Ahmed Hussein, the spokesperson for Justice and Equality Movement (JEM) said that “this is a sad day for Africa, Darfur people and to humanity”.
“The African leaders failed to seize this opportunity and prove to the world their position that they value the human lives lost in Darfur” Hussein said.
“This is disgraceful and a serious setback for this organization that as established to be a club to the African people. They decided to stand with the villain and not the victim” he added.
The JEM official said that his movement will now “reconsider” its dealings with the Pan-African group.
The director of International Justice Program at Human Rights Watch (HRW) expressed dismay at the AU resolution and said that Libya exercised “unprecedented bullying”.
“This is a reminiscent of the same tactics deployed by Bush’s administration [former US president] against the ICC since 2000”.
Dicker said that it is “wrong” to blame the ICC or the UN Security Council (UNSC) on the issue of the Darfur war crimes”.
“There was an independent UN commission of inquiry that included Africans. It was this panel that made the recommendation to the UNSC to refer the [Darfur] situation to the ICC precisely because the Sudanese judiciary failed to act as the first line of defense for victims of crimes over the years” he said.
Today several African officials said the decision was in response to the refusal of the UNSC to defer the arrest warrant under Article 16 of the Rome Statute.

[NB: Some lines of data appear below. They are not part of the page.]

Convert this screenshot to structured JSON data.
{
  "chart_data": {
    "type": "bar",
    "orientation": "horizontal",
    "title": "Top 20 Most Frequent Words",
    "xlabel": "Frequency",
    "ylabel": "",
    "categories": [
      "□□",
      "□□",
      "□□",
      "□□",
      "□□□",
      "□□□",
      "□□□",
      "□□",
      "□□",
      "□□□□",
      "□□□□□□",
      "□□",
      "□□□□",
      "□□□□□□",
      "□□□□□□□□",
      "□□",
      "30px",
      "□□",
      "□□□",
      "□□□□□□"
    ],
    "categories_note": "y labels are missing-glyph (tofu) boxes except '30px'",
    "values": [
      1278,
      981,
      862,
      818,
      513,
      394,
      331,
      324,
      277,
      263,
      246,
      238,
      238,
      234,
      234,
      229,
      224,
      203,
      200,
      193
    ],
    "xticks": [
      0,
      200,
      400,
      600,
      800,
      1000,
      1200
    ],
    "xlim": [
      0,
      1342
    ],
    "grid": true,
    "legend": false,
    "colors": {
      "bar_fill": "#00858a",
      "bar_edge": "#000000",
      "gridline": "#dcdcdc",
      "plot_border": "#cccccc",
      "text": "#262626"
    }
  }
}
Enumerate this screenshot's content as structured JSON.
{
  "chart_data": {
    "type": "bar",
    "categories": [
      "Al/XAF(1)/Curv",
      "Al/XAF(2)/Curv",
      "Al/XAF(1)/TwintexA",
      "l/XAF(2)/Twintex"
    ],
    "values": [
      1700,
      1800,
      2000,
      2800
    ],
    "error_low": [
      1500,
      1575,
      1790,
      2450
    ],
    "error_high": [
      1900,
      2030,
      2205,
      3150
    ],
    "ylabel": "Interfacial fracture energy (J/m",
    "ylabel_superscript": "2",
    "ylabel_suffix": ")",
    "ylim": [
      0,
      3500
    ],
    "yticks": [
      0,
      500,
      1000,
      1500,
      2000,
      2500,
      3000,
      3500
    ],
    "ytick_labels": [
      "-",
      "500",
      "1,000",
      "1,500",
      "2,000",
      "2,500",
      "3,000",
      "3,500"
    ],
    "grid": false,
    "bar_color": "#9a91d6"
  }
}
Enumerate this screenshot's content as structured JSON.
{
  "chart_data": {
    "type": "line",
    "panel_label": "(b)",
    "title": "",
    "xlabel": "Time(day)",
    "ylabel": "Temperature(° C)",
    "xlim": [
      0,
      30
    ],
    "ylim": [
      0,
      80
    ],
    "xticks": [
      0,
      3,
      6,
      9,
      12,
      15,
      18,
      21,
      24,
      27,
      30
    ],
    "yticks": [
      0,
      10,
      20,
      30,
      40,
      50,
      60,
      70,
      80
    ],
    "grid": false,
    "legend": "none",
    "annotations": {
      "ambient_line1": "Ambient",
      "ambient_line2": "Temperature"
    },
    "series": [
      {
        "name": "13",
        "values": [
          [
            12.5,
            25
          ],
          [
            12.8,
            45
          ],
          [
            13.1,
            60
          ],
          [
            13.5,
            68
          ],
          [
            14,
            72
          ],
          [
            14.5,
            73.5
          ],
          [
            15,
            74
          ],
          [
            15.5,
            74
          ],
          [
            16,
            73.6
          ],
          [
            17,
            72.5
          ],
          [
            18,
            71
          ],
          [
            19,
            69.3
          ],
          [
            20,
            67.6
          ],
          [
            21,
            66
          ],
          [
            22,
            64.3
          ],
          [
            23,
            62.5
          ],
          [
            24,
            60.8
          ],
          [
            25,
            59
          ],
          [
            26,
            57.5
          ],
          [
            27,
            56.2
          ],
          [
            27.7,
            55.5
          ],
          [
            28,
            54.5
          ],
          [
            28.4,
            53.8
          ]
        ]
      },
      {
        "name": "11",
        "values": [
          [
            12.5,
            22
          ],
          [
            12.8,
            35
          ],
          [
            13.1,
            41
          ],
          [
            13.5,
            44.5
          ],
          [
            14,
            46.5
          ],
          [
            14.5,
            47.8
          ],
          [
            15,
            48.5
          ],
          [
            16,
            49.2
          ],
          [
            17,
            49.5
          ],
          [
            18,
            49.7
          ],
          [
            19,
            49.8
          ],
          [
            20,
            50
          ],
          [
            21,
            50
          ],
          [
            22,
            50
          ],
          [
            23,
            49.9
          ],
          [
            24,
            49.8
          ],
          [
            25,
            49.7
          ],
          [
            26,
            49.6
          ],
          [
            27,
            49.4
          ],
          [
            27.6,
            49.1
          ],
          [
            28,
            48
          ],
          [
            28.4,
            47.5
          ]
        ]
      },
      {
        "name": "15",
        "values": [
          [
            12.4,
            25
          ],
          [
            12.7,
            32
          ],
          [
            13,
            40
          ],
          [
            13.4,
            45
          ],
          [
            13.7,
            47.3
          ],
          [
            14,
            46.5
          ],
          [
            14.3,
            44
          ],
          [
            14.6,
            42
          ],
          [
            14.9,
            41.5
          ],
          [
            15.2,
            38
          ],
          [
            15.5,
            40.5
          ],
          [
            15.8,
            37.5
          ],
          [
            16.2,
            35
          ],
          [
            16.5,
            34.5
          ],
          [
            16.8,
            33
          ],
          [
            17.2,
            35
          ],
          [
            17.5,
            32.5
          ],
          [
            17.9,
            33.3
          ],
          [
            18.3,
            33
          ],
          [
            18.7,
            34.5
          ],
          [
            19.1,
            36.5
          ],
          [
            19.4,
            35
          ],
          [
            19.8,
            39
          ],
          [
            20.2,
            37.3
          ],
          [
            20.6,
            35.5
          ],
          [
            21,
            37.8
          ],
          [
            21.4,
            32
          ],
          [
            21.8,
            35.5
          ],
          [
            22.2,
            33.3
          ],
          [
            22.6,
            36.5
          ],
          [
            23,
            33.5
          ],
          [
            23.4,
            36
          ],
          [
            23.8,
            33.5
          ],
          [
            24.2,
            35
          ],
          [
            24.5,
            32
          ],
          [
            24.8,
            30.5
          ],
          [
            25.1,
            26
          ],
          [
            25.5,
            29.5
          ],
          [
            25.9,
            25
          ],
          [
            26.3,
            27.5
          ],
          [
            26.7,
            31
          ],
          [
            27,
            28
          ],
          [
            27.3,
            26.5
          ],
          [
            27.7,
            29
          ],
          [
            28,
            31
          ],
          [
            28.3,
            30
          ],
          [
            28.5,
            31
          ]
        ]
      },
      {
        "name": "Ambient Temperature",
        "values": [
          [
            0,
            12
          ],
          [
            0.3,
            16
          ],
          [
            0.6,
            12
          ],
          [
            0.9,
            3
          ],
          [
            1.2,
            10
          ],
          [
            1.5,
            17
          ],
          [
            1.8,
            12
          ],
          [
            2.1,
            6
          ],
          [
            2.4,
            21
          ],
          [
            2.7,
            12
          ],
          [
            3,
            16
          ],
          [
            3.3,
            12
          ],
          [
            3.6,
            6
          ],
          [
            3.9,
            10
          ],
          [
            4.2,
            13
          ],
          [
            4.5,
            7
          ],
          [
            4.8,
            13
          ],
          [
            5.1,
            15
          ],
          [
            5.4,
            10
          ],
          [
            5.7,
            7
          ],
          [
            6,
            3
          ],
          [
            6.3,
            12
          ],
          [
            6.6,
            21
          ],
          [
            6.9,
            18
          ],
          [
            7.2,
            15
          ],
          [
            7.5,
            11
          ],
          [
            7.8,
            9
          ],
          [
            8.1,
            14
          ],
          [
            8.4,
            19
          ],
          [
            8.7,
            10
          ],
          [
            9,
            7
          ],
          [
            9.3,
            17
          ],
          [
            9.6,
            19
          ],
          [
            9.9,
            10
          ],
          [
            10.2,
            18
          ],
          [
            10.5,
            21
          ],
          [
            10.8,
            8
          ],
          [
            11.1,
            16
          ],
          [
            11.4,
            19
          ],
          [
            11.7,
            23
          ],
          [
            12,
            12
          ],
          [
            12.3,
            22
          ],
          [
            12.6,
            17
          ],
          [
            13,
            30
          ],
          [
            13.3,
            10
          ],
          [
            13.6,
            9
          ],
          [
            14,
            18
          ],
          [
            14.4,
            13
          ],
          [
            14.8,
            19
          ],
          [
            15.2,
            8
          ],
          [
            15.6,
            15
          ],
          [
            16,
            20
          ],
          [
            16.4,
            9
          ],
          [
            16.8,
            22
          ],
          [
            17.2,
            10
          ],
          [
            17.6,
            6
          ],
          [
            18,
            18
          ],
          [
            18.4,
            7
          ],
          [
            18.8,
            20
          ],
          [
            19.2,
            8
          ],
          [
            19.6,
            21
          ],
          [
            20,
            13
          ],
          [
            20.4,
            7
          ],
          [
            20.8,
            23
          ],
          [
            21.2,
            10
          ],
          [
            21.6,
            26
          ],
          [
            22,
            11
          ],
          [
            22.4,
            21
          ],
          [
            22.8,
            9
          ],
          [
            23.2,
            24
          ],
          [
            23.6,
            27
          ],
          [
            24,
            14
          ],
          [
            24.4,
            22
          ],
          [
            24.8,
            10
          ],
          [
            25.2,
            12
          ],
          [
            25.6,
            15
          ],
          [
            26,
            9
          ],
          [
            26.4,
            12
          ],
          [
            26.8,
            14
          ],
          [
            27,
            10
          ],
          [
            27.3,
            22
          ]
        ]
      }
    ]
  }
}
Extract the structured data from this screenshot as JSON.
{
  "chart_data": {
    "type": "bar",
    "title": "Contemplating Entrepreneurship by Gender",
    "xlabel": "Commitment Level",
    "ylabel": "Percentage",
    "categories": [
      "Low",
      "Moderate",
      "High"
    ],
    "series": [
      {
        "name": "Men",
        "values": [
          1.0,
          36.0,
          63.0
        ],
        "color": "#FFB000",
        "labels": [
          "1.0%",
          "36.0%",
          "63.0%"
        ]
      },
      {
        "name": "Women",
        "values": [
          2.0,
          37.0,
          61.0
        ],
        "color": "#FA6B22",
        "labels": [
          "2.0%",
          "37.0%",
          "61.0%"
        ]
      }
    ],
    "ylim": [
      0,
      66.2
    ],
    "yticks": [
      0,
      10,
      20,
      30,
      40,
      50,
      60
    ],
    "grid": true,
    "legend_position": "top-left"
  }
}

“I think the frustration is misdirected. In fact, it needs to be directed by the African states at president Omer Al-Bashir and his government which has done nothing to bring justice to the people Darfur. This frustration is wildly misdirected to where it belongs at the ICC and the UNSC” he added.
In 2004 the UNSC formed a UN commission of inquiry to look into Darfur abuses headed by former President of the International Criminal Tribunal for the Former Yugoslavia (ICTY) Italian Antonio Cassese.
The five-member commission included three African figures from Ghana, South Africa and Egypt.
The commission concluded that the government did not pursue a policy of genocide in the Darfur region but that Khartoum and government-sponsored Arab militias known as the Janjaweed engaged in “widespread and systematic” abuse that may constitute crimes against humanity.
They further said that Sudanese judiciary is “is unable or unwilling” to prosecute those crimes and thus recommended referring the situation to the ICC.
The UNSC issued resolution 1593 under chapter VII in March 2005 referring the situation in Darfur to the ICC. At the time Tanzania and Benin voted in support of the resolution while Algeria abstained.